Ms Claire Chiang, Chairman, Wildlife Reserves Singapore, said: “Illegal wildlife trade often goes unnoticed in our day to day living, but can have devastating consequences, pushing many animal species to the brink of extinction. It is imperative that people understand how the diverse markets for animal parts can severely threaten the survival of these species. We hope that by presenting the facts to our visitors, people will be more conscious and do their part for the conservation of endangered wildlife.”
The initiative will also encourage the public to recognize instances of wildlife crime, and appeal to them to report such cases to local authorities.
To reach out to children, Singapore Zoo is introducing a Ranger Ooz Education Trail from 14–22 March 2015 when all children entering WRS parks will be given a ranger awareness kit to take home.

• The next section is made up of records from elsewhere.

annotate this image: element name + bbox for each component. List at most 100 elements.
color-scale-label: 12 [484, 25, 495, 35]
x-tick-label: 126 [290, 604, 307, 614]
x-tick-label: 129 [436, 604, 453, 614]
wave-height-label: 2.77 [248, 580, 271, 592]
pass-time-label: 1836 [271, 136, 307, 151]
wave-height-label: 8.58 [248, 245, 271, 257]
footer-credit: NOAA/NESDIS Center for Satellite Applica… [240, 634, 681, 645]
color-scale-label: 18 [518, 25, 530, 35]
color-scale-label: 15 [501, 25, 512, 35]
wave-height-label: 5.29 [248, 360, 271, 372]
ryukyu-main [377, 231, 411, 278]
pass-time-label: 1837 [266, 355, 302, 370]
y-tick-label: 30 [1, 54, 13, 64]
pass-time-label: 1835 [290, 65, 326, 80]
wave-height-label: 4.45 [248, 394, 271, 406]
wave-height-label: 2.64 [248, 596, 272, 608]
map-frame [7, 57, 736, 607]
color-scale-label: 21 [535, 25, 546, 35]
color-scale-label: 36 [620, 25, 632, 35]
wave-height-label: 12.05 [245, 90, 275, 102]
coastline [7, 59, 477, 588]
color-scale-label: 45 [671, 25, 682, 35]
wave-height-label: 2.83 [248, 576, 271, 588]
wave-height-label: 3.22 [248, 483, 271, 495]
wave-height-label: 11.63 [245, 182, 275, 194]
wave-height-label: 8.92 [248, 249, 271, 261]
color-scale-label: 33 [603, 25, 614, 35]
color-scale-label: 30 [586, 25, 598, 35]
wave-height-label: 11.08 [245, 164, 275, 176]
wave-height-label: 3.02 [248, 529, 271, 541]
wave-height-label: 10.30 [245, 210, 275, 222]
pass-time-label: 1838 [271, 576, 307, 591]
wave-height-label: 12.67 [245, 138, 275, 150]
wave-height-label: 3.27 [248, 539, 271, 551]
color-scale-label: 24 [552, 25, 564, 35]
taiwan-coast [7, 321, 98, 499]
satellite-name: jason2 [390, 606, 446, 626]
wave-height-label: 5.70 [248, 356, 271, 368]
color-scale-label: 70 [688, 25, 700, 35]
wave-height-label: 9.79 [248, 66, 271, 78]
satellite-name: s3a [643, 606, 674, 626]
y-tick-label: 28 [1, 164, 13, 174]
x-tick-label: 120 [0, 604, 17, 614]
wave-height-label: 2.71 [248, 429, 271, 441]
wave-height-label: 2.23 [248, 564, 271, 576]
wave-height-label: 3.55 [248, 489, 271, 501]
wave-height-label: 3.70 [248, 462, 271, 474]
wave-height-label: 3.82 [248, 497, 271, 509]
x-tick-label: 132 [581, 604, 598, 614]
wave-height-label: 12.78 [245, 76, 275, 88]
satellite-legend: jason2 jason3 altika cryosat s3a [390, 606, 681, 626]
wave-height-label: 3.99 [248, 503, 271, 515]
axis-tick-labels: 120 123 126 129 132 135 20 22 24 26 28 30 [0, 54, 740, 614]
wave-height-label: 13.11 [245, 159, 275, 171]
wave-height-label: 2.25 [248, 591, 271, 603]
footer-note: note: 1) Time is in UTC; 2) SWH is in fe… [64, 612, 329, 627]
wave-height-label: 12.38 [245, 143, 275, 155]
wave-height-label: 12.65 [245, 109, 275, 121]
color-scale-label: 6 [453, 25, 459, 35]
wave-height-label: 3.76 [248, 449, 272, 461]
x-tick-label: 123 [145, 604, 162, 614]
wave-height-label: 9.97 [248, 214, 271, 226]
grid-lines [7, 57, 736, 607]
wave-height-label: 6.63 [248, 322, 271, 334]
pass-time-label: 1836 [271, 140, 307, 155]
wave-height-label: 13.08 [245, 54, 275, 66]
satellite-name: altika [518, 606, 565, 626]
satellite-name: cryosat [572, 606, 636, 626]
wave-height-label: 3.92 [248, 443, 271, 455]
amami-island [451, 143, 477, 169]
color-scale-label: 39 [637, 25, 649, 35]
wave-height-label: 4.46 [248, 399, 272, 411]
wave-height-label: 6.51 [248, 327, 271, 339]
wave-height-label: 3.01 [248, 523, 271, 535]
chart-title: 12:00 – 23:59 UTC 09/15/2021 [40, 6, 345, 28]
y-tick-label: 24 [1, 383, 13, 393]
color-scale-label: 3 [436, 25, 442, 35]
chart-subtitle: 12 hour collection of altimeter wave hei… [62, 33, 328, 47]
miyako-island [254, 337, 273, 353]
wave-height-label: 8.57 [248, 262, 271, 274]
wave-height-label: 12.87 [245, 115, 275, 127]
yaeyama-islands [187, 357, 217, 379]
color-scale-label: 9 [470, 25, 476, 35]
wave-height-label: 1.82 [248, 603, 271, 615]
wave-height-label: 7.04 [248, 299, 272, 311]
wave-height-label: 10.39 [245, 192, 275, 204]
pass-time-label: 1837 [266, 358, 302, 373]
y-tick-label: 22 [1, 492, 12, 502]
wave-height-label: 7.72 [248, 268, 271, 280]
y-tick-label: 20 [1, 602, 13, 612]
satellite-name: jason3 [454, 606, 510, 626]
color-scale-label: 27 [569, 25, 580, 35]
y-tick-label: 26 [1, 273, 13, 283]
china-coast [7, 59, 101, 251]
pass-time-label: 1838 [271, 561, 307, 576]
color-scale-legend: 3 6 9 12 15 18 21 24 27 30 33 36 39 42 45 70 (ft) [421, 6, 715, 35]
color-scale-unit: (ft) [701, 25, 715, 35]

In conjunction with the launch of the WRS “You Buy They Die” campaign, WRS and TRAFFIC also signed a Memorandum of Understanding to strengthen and formalise their partnership.
“Fighting wildlife crime is everyone’s responsibility and we’re glad to see organisations like WRS take up the call,” said Dr Chris R. Shepherd, Regional Director for TRAFFIC in Southeast Asia.
“By investing funds and using their powerful reach to galvanize public support, WRS are giving the effort an immense boost. The key message to the public really is that everyone has a role to play in bringing about an end to illegal wildlife trade.”
WRS and TRAFFIC have previously collaborated on ad hoc projects to curb wildlife crime, such as in-depth research on illegal wildlife trade and helping regional authorities in wildlife conservation efforts through the provision of identification guides and training.
Committed to fighting illegal and unsustainable wildlife trade and ensuring the conservation of threatened wildlife, WRS is Singapore’s designated rescued wildlife centre for live confiscated wildlife. It has received and managed confiscated wildlife from the Agri-food and Veterinary Association (AVA) for over two decades.